Abstract

A paper by Col. A. S. Angwin giving a review of the progress of radio communication for the year 1934 (J. Inst. Elec. Eng., Feb. 1935) is of general interest. The great technical progress made in broadcasting during the last two years is reflected in its rapid development. At the beginning of 1932, the number of licensed listeners in Europe was nearly 14 millions, and two years later it was nearly 20 millions. In 1929 the total power used in broadcasting was 420 kilowatts, whilst five years later it was more than ten times greater. Now that an average high-power station consumes 2 million electric units a year, it is important to use only transmitters of high efficiency. The extended use of short-wave telegraph working in ships has enabled the British P.O. stations to communicate regularly with whaling boats in the antarctic and in eastern waters. Directive aerials have been erected at these stations covering all the main shipping routes of the world, and this has greatly improved the services. Additional radio-telephone services from Great Britain to South Africa, Egypt and India have been opened up, while services to Japan, Shanghai, Kenya and Iceland are projected.
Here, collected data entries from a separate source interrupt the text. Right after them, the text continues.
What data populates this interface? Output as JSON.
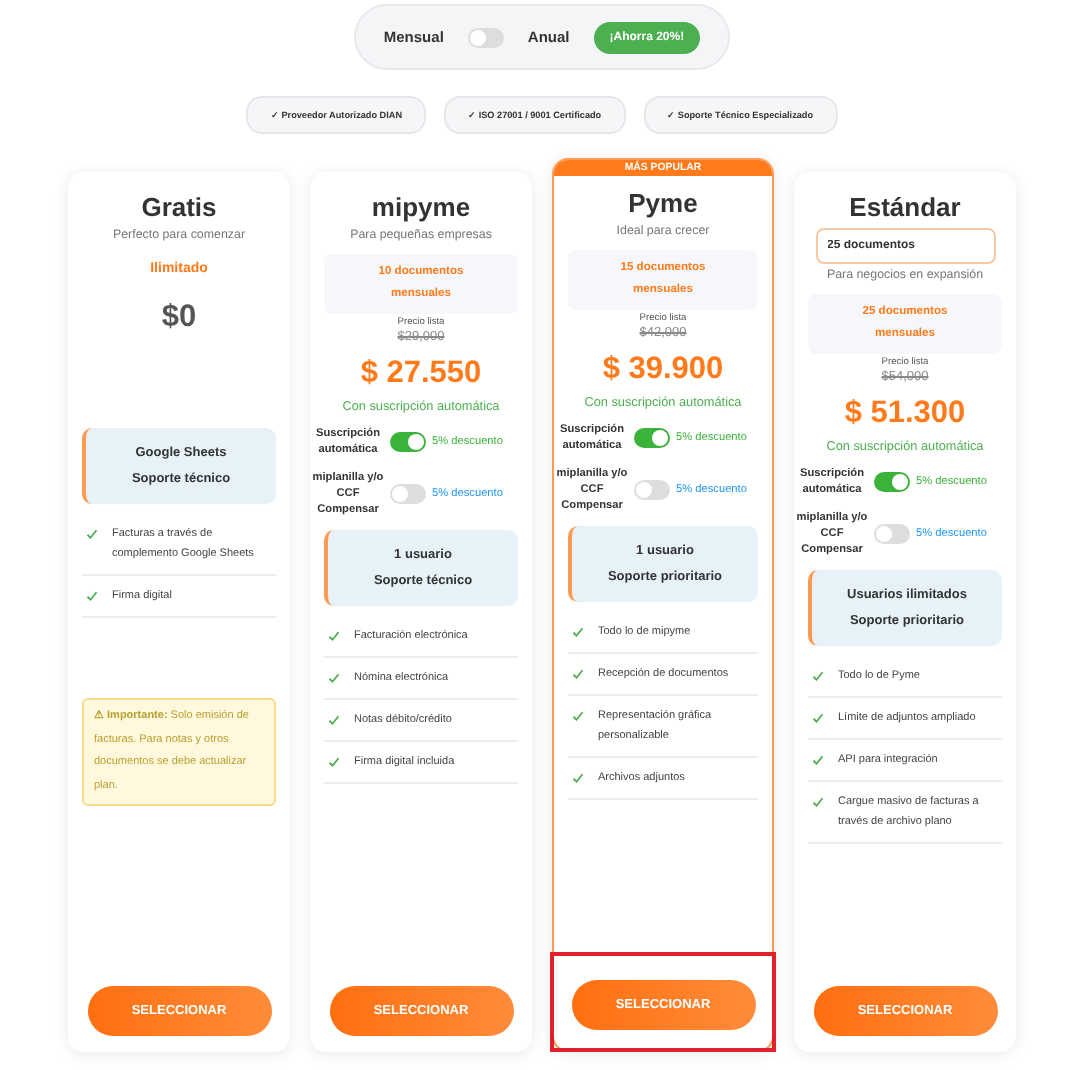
{
  "billing_toggle": {
    "monthly_label": "Mensual",
    "annual_label": "Anual",
    "annual_on": false,
    "savings_badge": "¡Ahorra 20%!"
  },
  "certifications": [
    "✓ Proveedor Autorizado DIAN",
    "✓ ISO 27001 / 9001 Certificado",
    "✓ Soporte Técnico Especializado"
  ],
  "plans": [
    {
      "title": "Gratis",
      "subtitle": "Perfecto para comenzar",
      "limit": "Ilimitado",
      "price": "$0",
      "summary": [
        "Google Sheets",
        "Soporte técnico"
      ],
      "features": [
        "Facturas a través de complemento Google Sheets",
        "Firma digital"
      ],
      "notice": {
        "label": "⚠ Importante:",
        "text": "Solo emisión de facturas. Para notas y otros documentos se debe actualizar plan."
      },
      "button": "SELECCIONAR",
      "popular": false,
      "highlighted": false
    },
    {
      "title": "mipyme",
      "subtitle": "Para pequeñas empresas",
      "quota": "10 documentos mensuales",
      "list_price_label": "Precio lista",
      "list_price": "$29,000",
      "price": "$ 27.550",
      "price_note": "Con suscripción automática",
      "toggles": [
        {
          "label": "Suscripción automática",
          "on": true,
          "discount": "5% descuento"
        },
        {
          "label": "miplanilla y/o CCF Compensar",
          "on": false,
          "discount": "5% descuento"
        }
      ],
      "summary": [
        "1 usuario",
        "Soporte técnico"
      ],
      "features": [
        "Facturación electrónica",
        "Nómina electrónica",
        "Notas débito/crédito",
        "Firma digital incluida"
      ],
      "button": "SELECCIONAR",
      "popular": false,
      "highlighted": false
    },
    {
      "title": "Pyme",
      "subtitle": "Ideal para crecer",
      "quota": "15 documentos mensuales",
      "list_price_label": "Precio lista",
      "list_price": "$42,000",
      "price": "$ 39.900",
      "price_note": "Con suscripción automática",
      "toggles": [
        {
          "label": "Suscripción automática",
          "on": true,
          "discount": "5% descuento"
        },
        {
          "label": "miplanilla y/o CCF Compensar",
          "on": false,
          "discount": "5% descuento"
        }
      ],
      "summary": [
        "1 usuario",
        "Soporte prioritario"
      ],
      "features": [
        "Todo lo de mipyme",
        "Recepción de documentos",
        "Representación gráfica personalizable",
        "Archivos adjuntos"
      ],
      "button": "SELECCIONAR",
      "popular": true,
      "popular_label": "MÁS POPULAR",
      "highlighted": true
    },
    {
      "title": "Estándar",
      "documents_field": "25 documentos",
      "subtitle": "Para negocios en expansión",
      "quota": "25 documentos mensuales",
      "list_price_label": "Precio lista",
      "list_price": "$54,000",
      "price": "$ 51.300",
      "price_note": "Con suscripción automática",
      "toggles": [
        {
          "label": "Suscripción automática",
          "on": true,
          "discount": "5% descuento"
        },
        {
          "label": "miplanilla y/o CCF Compensar",
          "on": false,
          "discount": "5% descuento"
        }
      ],
      "summary": [
        "Usuarios ilimitados",
        "Soporte prioritario"
      ],
      "features": [
        "Todo lo de Pyme",
        "Límite de adjuntos ampliado",
        "API para integración",
        "Cargue masivo de facturas a través de archivo plano"
      ],
      "button": "SELECCIONAR",
      "popular": false,
      "highlighted": false
    }
  ]
}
By. extension to circuits already existing, radio communication is now possible with nearly all the South American States. The outstanding feature in radio research has been the intensive study with the help of the cathode ray oscillograph of the propagation of waves in the ionosphere. The methods now in use indicate that the reflected signal resulting from a single pulse incident on the ionosphere consists frequently of a doublet the components of which are separated by a small time-interval. The reflected components are apparently electrically polarised waves of opposite rotational sense.